Hara sits at one of the broad desks covered with papers, books and pencils. He lights a cigarette and the smoke climbs up his long white hair, which adds to his appearance as a modern-day shaman or aged Hollywood actor. On the wall are works by American wrap-artist Christo, who is friends with Hara. Originally, Christo wanted to package something much bigger: Hara’s Umeda Sky Building in Osaka, with its two forty-floor landmark towers connected by escalators suspended in midair. But since the necessary funds never materialized, Christo resigned himself to wrap up one of his friend’s office telephones instead.

Talking about his life’s work, Hara expresses wonderment and finds it amusing that he, a proclaimed child of the ’60s revolution, has turned out monuments of gigantean proportions, like Kyoto Station or Sapporo Dome. Success, however, never changed him as a person; the global nomad, the Third World country vagabond. On the contrary, it only fortified his belief that if an urban area fails today, it is because the wisdom of ancient village structures has been violated in one way or another. Besides that, ancient design can look quite modern, too: in the ’50s, when American spy satellites took photos of the seven-hundred-year-old Tian Luo Keng earth houses, scientists mistook them for Chinese nuclear reactors.

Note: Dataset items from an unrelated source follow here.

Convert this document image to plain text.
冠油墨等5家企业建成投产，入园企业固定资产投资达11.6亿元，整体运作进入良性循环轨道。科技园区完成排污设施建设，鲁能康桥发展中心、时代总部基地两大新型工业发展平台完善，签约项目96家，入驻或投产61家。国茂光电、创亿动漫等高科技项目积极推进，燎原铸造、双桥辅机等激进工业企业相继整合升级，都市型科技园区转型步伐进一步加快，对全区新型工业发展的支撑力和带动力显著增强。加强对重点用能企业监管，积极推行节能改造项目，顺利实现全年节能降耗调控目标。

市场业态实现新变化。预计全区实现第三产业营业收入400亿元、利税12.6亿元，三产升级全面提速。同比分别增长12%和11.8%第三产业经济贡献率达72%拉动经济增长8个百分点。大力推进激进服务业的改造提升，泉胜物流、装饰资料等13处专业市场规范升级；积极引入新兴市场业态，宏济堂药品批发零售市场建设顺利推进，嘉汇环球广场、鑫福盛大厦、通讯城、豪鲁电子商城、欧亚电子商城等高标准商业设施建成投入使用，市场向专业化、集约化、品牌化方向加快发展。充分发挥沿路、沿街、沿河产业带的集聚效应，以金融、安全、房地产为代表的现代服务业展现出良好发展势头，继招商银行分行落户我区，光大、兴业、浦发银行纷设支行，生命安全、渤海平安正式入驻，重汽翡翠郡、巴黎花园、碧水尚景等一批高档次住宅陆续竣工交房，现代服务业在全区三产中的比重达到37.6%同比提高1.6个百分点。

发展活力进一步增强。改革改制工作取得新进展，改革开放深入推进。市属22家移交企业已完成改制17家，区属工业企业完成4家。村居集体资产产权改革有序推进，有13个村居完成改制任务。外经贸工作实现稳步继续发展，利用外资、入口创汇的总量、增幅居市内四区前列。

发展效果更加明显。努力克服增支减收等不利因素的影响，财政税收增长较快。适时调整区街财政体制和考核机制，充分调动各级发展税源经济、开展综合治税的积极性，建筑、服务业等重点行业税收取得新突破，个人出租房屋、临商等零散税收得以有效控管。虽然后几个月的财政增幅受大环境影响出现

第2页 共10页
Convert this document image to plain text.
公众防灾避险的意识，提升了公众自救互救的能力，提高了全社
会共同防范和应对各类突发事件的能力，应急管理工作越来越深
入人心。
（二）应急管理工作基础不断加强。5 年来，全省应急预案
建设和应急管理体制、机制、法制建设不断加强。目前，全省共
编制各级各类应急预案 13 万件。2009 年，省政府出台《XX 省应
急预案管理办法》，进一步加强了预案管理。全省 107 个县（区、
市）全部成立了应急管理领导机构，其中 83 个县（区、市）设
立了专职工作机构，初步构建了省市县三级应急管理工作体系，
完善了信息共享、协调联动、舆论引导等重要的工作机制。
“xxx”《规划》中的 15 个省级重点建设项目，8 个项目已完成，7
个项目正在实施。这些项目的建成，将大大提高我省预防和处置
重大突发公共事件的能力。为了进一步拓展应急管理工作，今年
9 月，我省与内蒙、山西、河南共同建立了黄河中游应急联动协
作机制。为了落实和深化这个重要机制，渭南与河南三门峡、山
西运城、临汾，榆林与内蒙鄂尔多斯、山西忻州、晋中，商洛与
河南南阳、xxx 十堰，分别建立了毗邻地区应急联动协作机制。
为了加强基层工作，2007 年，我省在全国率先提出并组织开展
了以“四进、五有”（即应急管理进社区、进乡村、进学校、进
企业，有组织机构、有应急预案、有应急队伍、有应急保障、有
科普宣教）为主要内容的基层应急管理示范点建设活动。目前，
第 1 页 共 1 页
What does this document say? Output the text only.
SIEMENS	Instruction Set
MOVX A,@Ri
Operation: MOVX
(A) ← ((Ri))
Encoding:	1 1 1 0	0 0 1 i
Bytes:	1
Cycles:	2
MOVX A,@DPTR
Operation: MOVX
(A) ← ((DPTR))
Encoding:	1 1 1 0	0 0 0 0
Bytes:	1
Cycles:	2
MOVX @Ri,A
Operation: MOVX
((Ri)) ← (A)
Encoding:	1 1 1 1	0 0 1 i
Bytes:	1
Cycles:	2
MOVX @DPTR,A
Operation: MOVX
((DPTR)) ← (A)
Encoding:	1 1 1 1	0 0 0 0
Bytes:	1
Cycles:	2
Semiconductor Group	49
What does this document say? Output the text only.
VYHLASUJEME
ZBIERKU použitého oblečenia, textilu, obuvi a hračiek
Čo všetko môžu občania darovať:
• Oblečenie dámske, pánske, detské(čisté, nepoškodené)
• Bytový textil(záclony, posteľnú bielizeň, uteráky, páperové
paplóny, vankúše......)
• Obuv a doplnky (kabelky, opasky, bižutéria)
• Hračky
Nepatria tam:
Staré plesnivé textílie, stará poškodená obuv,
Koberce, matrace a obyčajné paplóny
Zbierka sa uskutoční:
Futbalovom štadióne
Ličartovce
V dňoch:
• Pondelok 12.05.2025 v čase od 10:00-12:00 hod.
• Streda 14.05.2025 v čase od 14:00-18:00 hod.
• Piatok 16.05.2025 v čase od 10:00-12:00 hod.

ROLAND HAGENBERG  You visited and studied villages in fifty countries all over the world. How did that influence your work?

HIROSHI HARA  I’m interested in collecting traditional ideas from villages. I keep a travel diary, make notes, but I don’t copy. I translate historical notions into a modern style. I try to find out why certain things were the best solution at the time they originated. The essence of that I translate into modern thinking.

RHWhich village would you choose if you were forced to go into an architectural exile?